The single most important issue in local education is the achievement gap in Charlottesville City schools. Despite the fact that Charlottesville Schools are rated among the best in the Commonwealth in many program areas, there is still a significant achievement gap that hinders the academic success of many students. We stand here at Walker Upper Elementary School to talk about the achievement gap, because here at Walker, the teachers and staff have made great progress in recent years in helping to close that gap.

An achievement gap is obvious from looking at the statistics; the testing performance and graduation rates for African-American and poorer students are over 25% lower than the average for all students.

The achievement gap is not caused by a lack of financial support from the City. Charlottesville is number one in Virginia in added funding above the Standards of Quality requirements; we are number six in the state in per pupil expenditures, and we are near the top in teacher salaries among comparable school divisions.

Nor is the achievement gap caused by failure of our school system and community to devote energy and resources to this difficult issue. We have a great team in place in our schools, and they have offered a quality education to Charlottesville families. The school system, PTOs, and many segments of the community have devoted countless hours to finding solutions, and they have established a wealth of specialized initiatives that continue to produce solid results.

Although we have seen some improvement recently in these achievement rates, we need to do better. And to do better, we need to look beyond the walls of the schools.

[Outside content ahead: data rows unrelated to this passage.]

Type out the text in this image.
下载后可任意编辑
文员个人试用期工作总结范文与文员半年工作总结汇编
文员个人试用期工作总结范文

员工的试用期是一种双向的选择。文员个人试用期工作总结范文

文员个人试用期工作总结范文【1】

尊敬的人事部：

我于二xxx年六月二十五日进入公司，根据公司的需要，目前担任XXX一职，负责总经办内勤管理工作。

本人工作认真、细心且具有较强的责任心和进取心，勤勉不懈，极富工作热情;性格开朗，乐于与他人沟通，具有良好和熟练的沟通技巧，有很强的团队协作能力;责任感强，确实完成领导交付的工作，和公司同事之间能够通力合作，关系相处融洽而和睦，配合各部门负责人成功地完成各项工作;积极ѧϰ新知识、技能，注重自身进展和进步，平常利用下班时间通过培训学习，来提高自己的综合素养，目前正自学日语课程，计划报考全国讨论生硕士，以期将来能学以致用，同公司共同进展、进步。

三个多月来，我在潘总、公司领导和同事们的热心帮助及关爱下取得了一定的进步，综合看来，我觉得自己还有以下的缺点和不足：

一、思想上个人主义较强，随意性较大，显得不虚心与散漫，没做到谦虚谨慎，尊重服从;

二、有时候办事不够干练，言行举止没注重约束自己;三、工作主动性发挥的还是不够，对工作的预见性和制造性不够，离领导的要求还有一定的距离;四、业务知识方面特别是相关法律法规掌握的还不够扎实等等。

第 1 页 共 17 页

Too often, students come to school unprepared to learn and unable to build on the lessons learned at school, and it is obvious.

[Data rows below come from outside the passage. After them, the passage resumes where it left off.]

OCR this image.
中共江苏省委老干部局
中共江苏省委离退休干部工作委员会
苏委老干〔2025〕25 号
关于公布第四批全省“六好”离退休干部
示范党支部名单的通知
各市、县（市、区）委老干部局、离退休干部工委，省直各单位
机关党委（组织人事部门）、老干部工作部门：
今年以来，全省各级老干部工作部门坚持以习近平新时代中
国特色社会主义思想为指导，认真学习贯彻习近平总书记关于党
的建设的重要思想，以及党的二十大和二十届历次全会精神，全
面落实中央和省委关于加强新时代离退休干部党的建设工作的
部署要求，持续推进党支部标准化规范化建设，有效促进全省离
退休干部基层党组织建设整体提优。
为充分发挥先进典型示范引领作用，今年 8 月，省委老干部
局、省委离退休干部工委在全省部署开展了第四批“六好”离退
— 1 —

We would like to continue the effort to address the achievement gap in the following ways:

o Expand our preschool program. We still need to come to agreement on where the preschool program will be located, but most people agree that we need to expand the program.

o Expand adult education offerings, particularly in adult literacy and English as a Second Language programs, so that parents are able to help their children better.

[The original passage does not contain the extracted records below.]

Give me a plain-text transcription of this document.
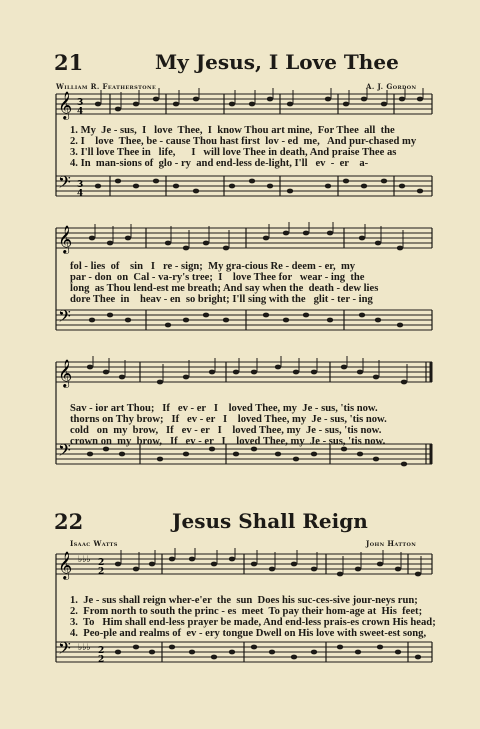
21	My Jesus, I Love Thee
William R. Featherstone	A. J. Gordon
𝄞 3
4
𝄢 3
4
1. My  Je - sus,  I   love  Thee,  I  know Thou art mine,  For Thee  all  the
2. I    love  Thee, be - cause Thou hast first  lov - ed  me,   And pur-chased my
3. I'll love Thee in   life,      I   will love Thee in death, And praise Thee as
4. In  man-sions of  glo - ry  and end-less de-light, I'll   ev  -  er    a-
𝄞
𝄢
fol - lies  of    sin   I   re - sign;  My gra-cious Re - deem - er,  my
par - don  on  Cal - va-ry's tree;  I    love Thee for   wear - ing  the
long  as Thou lend-est me breath; And say when the  death - dew lies
dore Thee  in    heav - en  so bright; I'll sing with the   glit - ter - ing
𝄞
𝄢
Sav - ior art Thou;   If   ev - er   I    loved Thee, my  Je - sus, 'tis now.
thorns on Thy brow;   If   ev - er   I    loved Thee, my  Je - sus, 'tis now.
cold   on  my  brow,   If   ev - er   I    loved Thee, my  Je - sus, 'tis now.
crown on  my  brow,   If   ev - er   I    loved Thee, my  Je - sus, 'tis now.
22	Jesus Shall Reign
Isaac Watts	John Hatton
𝄞 ♭♭♭ 2
2
𝄢 ♭♭♭ 2
2
1.  Je - sus shall reign wher-e'er  the  sun  Does his suc-ces-sive jour-neys run;
2.  From north to south the princ - es  meet  To pay their hom-age at  His  feet;
3.  To   Him shall end-less prayer be made, And end-less prais-es crown His head;
4.  Peo-ple and realms of  ev - ery tongue Dwell on His love with sweet-est song,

o Expand workforce training programs. Poor performance in school is strongly related to poverty. A better trained workforce is a higher paid workforce. Job training breaks the cycle of poverty and failure.

Beyond these first steps, though, we know that Charlottesville will not begin to solve the achievement gap until we involve the entire community in the effort.

We intend to lead a community-wide discourse, with participation by all segments of Charlottesville, to develop a community-wide action plan for reducing the number of under-achieving students. We want the best ideas of educators, business people, students, contractors, artists, and families, to figure out how we can accomplish this goal.

The answers that our efforts produce will not always require a lot of additional money. We have learned, from the outstanding efforts of individual teachers, the PTOs, Book Buddies, the Rise program, the Walker Academy, the EDGE program and many other targeted programs, that it is possible to dramatically affect achievement without spending a lot more money.

The Charlottesville schools have many strengths. We want to build on our strengths.

When one of our children fails, that failure hurts not only the student and his or her family, but the entire community. Our children are our future, and we can ill afford for any one of them to fail.